07/02/14

reflexões de uma mente perturbada

Ainda gostava de perceber como é que alguém tem paciência para livros de auto-ajuda - um dia aconselharam-me um, mas não devo ter conseguido chegar à página 10 sequer. Começou a enervar-me, e olhem que eu adoro ler. Aquilo não funcionava para mim.

É inconcebível ter alguém a dizer-me o que devo fazer, como me devo comportar, perante esta e aquela situação, como se tudo o que nos acontece na vida estivesse predefinido e fosse igual para todos, passível de se tornar regra e se escrever um livro de instruções. Deixem-se de merdas. Se nem eu sei da minha vida, certamente não serão vocês que terão as respostas às minhas dúvidas. Nem vocês, nem um livro qualquer de cento e cinquenta páginas a dizer-me que tenho de me amar and so on.

Pelo amor de deus, façam o que quiserem. Não se prendam pelos outros, não andem feitos cegos a tatear a escuridão segundo as instruções daqueles que veem, ou que dizem que veem. À partida, vocês também foram dotados de alguma consciência e racionalidade e, posso garantir-vos, ninguém sabe da vossa vida melhor do que vocês. 

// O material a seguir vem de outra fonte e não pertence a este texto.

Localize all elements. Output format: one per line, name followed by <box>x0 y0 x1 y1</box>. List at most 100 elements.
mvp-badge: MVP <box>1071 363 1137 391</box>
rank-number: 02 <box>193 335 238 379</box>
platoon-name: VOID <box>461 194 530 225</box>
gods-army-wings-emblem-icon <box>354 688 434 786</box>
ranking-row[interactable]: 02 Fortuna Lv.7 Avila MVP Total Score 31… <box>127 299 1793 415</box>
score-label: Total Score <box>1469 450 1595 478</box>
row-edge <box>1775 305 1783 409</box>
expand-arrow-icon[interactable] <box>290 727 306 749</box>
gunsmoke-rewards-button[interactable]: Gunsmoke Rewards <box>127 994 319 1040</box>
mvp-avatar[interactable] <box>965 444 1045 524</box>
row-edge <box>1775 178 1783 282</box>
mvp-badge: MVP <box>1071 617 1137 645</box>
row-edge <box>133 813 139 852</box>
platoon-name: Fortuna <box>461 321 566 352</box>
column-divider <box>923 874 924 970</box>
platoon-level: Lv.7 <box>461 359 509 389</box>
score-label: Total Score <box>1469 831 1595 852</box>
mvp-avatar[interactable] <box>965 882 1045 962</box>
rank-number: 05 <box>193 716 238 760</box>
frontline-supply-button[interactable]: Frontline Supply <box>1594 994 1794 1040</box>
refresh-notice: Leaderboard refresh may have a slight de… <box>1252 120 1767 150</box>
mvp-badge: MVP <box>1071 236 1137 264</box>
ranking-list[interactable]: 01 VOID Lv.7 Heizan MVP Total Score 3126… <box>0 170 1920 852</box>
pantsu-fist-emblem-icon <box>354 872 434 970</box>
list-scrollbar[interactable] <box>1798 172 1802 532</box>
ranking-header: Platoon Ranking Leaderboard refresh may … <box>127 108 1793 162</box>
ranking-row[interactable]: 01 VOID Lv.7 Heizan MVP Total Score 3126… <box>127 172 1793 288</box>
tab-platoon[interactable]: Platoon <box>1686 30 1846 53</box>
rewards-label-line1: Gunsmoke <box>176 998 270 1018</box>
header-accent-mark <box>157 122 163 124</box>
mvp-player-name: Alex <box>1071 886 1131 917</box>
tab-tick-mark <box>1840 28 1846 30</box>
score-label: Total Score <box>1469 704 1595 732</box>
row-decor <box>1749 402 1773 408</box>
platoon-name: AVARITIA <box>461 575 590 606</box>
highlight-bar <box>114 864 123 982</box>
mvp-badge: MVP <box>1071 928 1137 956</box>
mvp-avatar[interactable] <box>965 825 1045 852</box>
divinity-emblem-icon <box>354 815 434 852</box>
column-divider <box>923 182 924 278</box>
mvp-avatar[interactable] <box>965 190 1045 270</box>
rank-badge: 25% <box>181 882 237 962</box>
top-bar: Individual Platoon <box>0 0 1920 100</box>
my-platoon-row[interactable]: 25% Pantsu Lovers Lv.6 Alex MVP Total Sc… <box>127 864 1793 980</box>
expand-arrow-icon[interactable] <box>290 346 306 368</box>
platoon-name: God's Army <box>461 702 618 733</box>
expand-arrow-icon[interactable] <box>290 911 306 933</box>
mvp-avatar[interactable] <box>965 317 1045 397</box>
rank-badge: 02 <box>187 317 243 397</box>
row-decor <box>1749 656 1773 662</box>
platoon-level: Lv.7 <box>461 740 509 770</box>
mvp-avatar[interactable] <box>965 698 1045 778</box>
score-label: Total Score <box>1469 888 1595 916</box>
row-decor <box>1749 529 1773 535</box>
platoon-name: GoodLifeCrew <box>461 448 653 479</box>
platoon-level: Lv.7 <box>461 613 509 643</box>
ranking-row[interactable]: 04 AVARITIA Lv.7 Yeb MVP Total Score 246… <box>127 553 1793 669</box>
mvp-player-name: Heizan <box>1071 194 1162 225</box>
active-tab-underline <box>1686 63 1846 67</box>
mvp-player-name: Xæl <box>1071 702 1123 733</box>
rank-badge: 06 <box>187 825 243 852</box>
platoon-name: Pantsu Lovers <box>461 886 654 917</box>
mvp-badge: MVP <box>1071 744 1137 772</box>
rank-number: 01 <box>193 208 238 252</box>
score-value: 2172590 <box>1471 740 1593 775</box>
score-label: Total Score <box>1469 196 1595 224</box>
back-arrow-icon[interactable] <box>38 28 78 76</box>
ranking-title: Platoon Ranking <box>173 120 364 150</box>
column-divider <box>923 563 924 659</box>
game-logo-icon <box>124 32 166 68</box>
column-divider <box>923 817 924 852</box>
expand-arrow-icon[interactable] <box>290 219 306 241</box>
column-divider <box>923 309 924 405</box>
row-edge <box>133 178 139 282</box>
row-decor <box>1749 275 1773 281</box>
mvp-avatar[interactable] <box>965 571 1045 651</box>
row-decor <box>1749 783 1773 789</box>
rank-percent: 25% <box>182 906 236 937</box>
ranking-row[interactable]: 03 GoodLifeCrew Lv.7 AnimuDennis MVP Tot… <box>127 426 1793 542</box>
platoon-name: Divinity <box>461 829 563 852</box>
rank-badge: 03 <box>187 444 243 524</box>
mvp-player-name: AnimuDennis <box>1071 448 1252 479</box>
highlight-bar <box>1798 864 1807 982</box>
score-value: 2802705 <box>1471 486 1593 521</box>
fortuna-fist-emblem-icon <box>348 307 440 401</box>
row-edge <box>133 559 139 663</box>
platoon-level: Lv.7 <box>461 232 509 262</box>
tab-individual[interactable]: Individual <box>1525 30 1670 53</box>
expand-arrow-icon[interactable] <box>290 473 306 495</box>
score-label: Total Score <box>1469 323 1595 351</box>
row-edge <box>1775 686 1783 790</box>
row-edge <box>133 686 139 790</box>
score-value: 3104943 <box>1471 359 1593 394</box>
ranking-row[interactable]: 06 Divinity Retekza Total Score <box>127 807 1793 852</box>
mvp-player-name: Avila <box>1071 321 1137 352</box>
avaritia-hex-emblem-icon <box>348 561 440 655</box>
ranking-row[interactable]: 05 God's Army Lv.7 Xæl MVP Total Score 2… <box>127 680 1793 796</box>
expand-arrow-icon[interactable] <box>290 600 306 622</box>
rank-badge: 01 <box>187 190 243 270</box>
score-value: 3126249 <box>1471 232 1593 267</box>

Aprendam a não se contrariar - ninguém vos vai agradecer por passarem a tarde a aturar uma velha com a casa a cheirar a couves e a gatos, em vez de terem saído com os amigos. Ou talvez agradeçam, mas não vos vão restituir o tempo que perderam a desejar que as horas avançassem mais depressa. As perdas de tempo existem. Sentiram? Acabaram de perder mais dois segundos. Dois segundos que nunca, de jeito algum, conseguirão recuperar. E com isto perderam mais quatro ou cinco, e a contagem não pára. Não somos eternos; se querem ir, vão. Se querem falar, falem. Não se deixem paralisar pelo medo, não se deixem paralisar pelos outros - eles não estão tão interessados assim nas vossas vidas, prometo. As pessoas são estúpidas e, eventualmente, vão deixar de vos falar. Um dia cruzam-se no talho e desviam o olhar, como se no passado não tivessem partilhado alguns dos melhores momentos das vossas vidas. Não se importem com elas. Elas batem com a porta a qualquer momento. Não deixem que isso vos deixe perdidos - vocês existem além de quem quer que seja. Podem decidir sozinhos, podem ir sozinhos, podem fazer sozinhos. Façam o que querem, façam o que vos apetecer. A principal razão para existirem pessoas estranhas, é o facto de as outras viverem em rebanho - tudo tão controlado, tudo tão igual. Não pensam que a ovelha que se perde pode até encontrar um caminho melhor.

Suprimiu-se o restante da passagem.